0x13 updating the ips
For a downloadable copy of IOCs, see: NCCIC conducted analysis on five files associated with or identified as Volgmer malware and produced a Malware Analysis Report (MAR).MAR-10135536-D examines the tactics, techniques, and procedures observed.As patches and firmware updates continue to be released, it is important to check with your hardware and software vendors to verify that their corresponding patches can be applied, as some updates may result in unintended consequences.NCCIC recommends using a test environment to verify each patch before implementing.The malware uses a custom binary protocol to beacon back to the command and control (C2) server, often via TCP port 8080 or 8088, with some payloads implementing Secure Socket Layer (SSL) encryption to obfuscate communications.Malicious actors commonly maintain persistence on a victim’s system by installing the malware-as-a-service.CPU hardware implementations are vulnerable to side-channel attacks referred to as Meltdown and Spectre.These attacks are described in detail by CERT/CC’s Vulnerability Note VU#584653, the United Kingdom National Cyber Security Centre’s guidance on Meltdown and Spectre, Google Project Zero, and the Institute of Applied Information Processing and Communications (IAIK) at Graz University of Technology (TU Graz).
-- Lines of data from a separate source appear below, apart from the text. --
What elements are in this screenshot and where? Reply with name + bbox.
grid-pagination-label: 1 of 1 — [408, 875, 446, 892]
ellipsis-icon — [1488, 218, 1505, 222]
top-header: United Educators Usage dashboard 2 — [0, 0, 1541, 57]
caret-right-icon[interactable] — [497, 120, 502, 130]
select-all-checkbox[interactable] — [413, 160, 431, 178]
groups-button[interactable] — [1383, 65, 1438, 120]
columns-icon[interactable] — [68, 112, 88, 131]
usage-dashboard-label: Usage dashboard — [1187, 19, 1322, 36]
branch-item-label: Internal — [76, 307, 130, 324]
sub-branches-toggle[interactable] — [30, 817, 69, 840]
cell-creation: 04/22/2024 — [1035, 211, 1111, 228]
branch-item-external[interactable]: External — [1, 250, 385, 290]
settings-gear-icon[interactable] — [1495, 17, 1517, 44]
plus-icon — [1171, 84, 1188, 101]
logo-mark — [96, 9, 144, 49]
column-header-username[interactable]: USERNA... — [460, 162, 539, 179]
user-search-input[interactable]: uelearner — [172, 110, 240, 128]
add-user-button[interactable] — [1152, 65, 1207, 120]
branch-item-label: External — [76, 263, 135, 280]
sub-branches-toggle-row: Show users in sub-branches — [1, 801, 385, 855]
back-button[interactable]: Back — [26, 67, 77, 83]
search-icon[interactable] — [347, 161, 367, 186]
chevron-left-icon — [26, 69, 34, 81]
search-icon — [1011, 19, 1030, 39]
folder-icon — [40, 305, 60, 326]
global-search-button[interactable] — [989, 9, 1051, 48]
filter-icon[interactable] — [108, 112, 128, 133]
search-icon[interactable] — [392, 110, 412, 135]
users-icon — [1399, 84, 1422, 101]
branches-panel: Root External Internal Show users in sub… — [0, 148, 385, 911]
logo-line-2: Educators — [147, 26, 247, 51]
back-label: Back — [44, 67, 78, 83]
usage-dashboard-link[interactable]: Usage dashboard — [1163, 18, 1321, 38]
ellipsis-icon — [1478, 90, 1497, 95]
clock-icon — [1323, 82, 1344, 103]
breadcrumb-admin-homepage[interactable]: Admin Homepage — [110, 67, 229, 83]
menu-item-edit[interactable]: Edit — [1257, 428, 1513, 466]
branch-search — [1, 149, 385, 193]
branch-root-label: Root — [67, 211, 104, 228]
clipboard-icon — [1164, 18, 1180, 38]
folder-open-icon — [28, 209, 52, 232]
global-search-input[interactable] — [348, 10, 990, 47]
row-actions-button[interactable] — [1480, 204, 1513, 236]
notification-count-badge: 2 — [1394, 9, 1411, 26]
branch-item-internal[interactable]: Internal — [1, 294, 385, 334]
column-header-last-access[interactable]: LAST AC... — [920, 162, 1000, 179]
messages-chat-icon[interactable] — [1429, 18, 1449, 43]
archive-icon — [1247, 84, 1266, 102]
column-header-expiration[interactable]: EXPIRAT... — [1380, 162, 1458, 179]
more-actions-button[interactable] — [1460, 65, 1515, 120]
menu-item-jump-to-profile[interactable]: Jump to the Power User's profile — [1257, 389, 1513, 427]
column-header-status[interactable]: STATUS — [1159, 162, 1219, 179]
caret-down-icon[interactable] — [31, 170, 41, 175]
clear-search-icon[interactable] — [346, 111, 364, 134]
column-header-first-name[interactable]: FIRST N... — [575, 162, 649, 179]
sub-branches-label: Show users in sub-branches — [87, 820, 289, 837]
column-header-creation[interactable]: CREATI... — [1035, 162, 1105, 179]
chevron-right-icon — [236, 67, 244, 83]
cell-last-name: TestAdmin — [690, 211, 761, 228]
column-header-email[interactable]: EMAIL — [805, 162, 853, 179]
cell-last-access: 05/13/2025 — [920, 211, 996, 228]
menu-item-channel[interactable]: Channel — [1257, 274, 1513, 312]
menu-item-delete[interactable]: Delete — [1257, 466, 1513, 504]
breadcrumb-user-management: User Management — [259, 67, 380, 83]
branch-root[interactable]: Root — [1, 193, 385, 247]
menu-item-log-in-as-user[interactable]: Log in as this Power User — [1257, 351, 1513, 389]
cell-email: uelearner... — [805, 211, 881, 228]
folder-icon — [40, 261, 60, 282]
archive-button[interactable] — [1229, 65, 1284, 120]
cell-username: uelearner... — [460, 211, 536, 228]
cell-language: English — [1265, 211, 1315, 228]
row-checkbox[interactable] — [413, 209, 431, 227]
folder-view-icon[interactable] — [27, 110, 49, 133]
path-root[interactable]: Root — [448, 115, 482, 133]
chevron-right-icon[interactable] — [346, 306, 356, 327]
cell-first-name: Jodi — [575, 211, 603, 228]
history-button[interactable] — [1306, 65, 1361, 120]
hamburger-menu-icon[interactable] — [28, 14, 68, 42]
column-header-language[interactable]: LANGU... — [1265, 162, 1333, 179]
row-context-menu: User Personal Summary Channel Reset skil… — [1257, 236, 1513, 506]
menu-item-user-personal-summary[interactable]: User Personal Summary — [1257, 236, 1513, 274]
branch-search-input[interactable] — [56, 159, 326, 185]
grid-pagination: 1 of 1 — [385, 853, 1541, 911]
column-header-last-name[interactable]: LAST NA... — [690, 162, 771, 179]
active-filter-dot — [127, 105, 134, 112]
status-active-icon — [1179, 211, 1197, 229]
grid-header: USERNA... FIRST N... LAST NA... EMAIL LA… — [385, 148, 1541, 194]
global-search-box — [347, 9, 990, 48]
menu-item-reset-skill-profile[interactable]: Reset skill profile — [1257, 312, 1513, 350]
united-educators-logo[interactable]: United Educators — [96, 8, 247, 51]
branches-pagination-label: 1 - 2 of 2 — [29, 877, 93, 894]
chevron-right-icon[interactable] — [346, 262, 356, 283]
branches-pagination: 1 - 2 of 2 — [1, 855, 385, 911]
NCCIC encourages users and administrators to refer to their hardware and software vendors for the most recent information.At least 94 static IP addresses were identified, as well as dynamic IP addresses registered across various countries.The greatest concentrations of dynamic IPs addresses are identified below by approximate percentage: As a backdoor Trojan, Volgmer has several capabilities including: gathering system information, updating service registry keys, downloading and uploading files, executing commands, terminating processes, and listing directories.This table will be updated as information becomes available. government partners, DHS and FBI identified Internet Protocol (IP) addresses and other indicators of compromise (IOCs) associated with a Trojan malware variant used by the North Korean government—commonly known as Volgmer. For more information on HIDDEN COBRA activity, visit https://Original release date: November 14, 2017 | Last revised: November 22, 2017 Network systems This joint Technical Alert (TA) is the result of analytic efforts between the Department of Homeland Security (DHS) and the Federal Bureau of Investigation (FBI). FBI has high confidence that HIDDEN COBRA actors are using the IP addresses—listed in this report’s IOC files—to maintain a presence on victims’ networks and to further network exploitation.